Burton, nato nel 1962 a San Francisco, ha spinto la band verso nuovi livelli grazie alla sua cultura musicale, alla sua abilità compositiva e ad una tecnica fenomenale. Attraverso tre album – Kill ‘Em All (1983), Ride The Lightining (1985) ed il capolavoro assoluto Master Of Puppets (1986) – il contributo di Burton, derivante da un approccio in grado di unire il punk al classico ha guadagnato, in tutto il mondo, il rispetto dei fan come degli altri bassisti. È stato il primo bassista dai tempi di Geezer Butler dei Black Sabbath ad utilizzare il basso come strumento solista, suonando intricati assoli live basati su fughe classiche fino ad incidere una traccia solista sull’album di debutto dei Metallica.

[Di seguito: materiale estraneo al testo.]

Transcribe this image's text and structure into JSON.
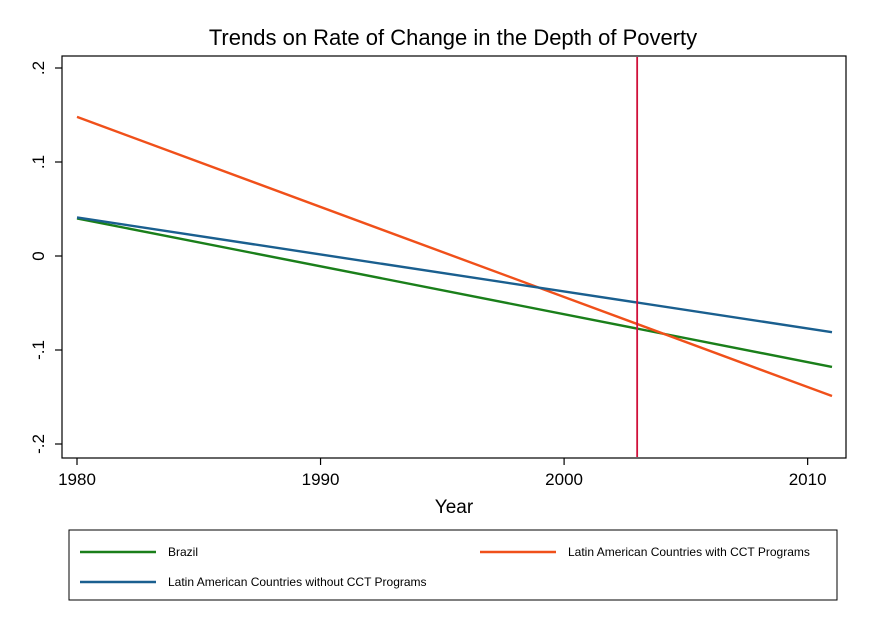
{
  "chart_data": {
    "type": "line",
    "title": "Trends on Rate of Change in the Depth of Poverty",
    "xlabel": "Year",
    "ylabel": "",
    "xlim": [
      1980,
      2011
    ],
    "ylim": [
      -0.2,
      0.2
    ],
    "x_ticks": [
      1980,
      1990,
      2000,
      2010
    ],
    "x_tick_labels": [
      "1980",
      "1990",
      "2000",
      "2010"
    ],
    "y_ticks": [
      -0.2,
      -0.1,
      0,
      0.1,
      0.2
    ],
    "y_tick_labels": [
      "-.2",
      "-.1",
      "0",
      ".1",
      ".2"
    ],
    "reference_line_x": 2003,
    "reference_line_color": "#d0103a",
    "grid": false,
    "legend_position": "bottom",
    "series": [
      {
        "name": "Brazil",
        "color": "#1a7f1a",
        "x": [
          1980,
          2011
        ],
        "y": [
          0.04,
          -0.118
        ]
      },
      {
        "name": "Latin American Countries with CCT Programs",
        "color": "#f0501a",
        "x": [
          1980,
          2011
        ],
        "y": [
          0.148,
          -0.149
        ]
      },
      {
        "name": "Latin American Countries without CCT Programs",
        "color": "#1a5f8f",
        "x": [
          1980,
          2011
        ],
        "y": [
          0.041,
          -0.081
        ]
      }
    ]
  }
}
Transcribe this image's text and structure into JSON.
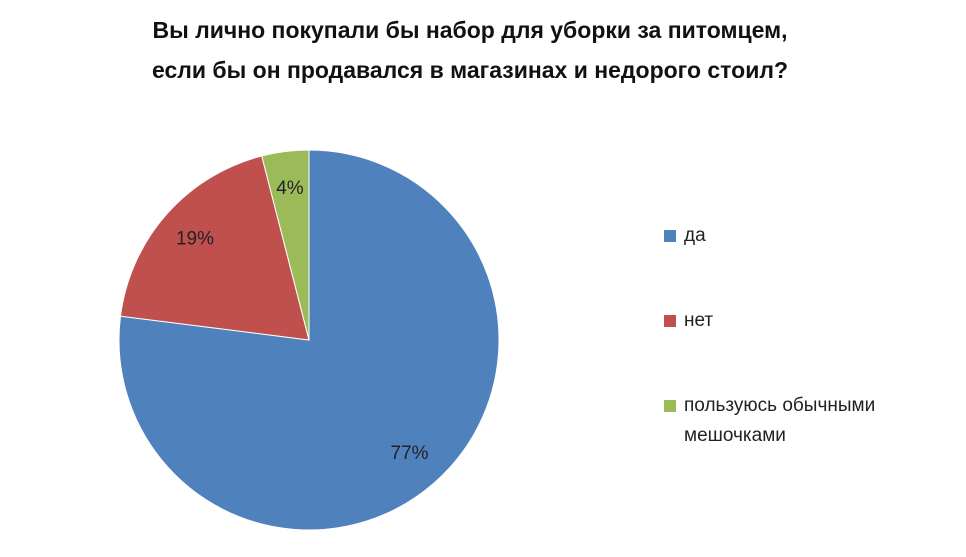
{
  "chart_data": {
    "type": "pie",
    "title": [
      "Вы лично покупали бы набор для уборки за питомцем,",
      "если бы он продавался в магазинах  и недорого стоил?"
    ],
    "categories": [
      "да",
      "нет",
      "пользуюсь обычными мешочками"
    ],
    "values": [
      77,
      19,
      4
    ],
    "value_labels": [
      "77%",
      "19%",
      "4%"
    ],
    "colors": [
      "#4f81bd",
      "#c0504d",
      "#9bbb59"
    ],
    "legend": "right"
  }
}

La sua vita fu breve ma autorevole, la sua morte improvvisa e scioccante. A soli 24 anni è morto quando il tourbus dei Metallica si è ribaltato, per ragioni che non sono ancora state accertate, su una remota strada di montagna svedese, alle prime ore del mattino del 27 settembre 1986: è rimasto schiacciato cadendo dalla sua cuccetta fuori da un finestrino. L’autista, che non è mai stato incriminato, ha dichiarato agli altri membri del gruppo che il bus è scivolato su una lastra di “ghiaccio nero”, innescando l’incidente. Il cantante James Hetfield non gli ha mai creduto e ha spesso espresso pubblicamente i suoi dubbi in merito.

Con la morte di Cliff il periodo più acclamato della storia dei Metallica si concluse. Fecero altri album che portarono a vendite enormi, ma per loro stessa ammissione non spinsero più la loro vena creativa come fecero nei primi quattro anni della loro carriera. Nel 2006 un gruppo di fan dei Metallica celebrò la posa di un monumento dedicato a Cliff sul luogo della sua morte: il culto di Burton cresce anno dopo anno, con bassisti di molti diversi stili, anche al di fuori dell’Heavy Metal, che dichiarano apertamente la sua influenza.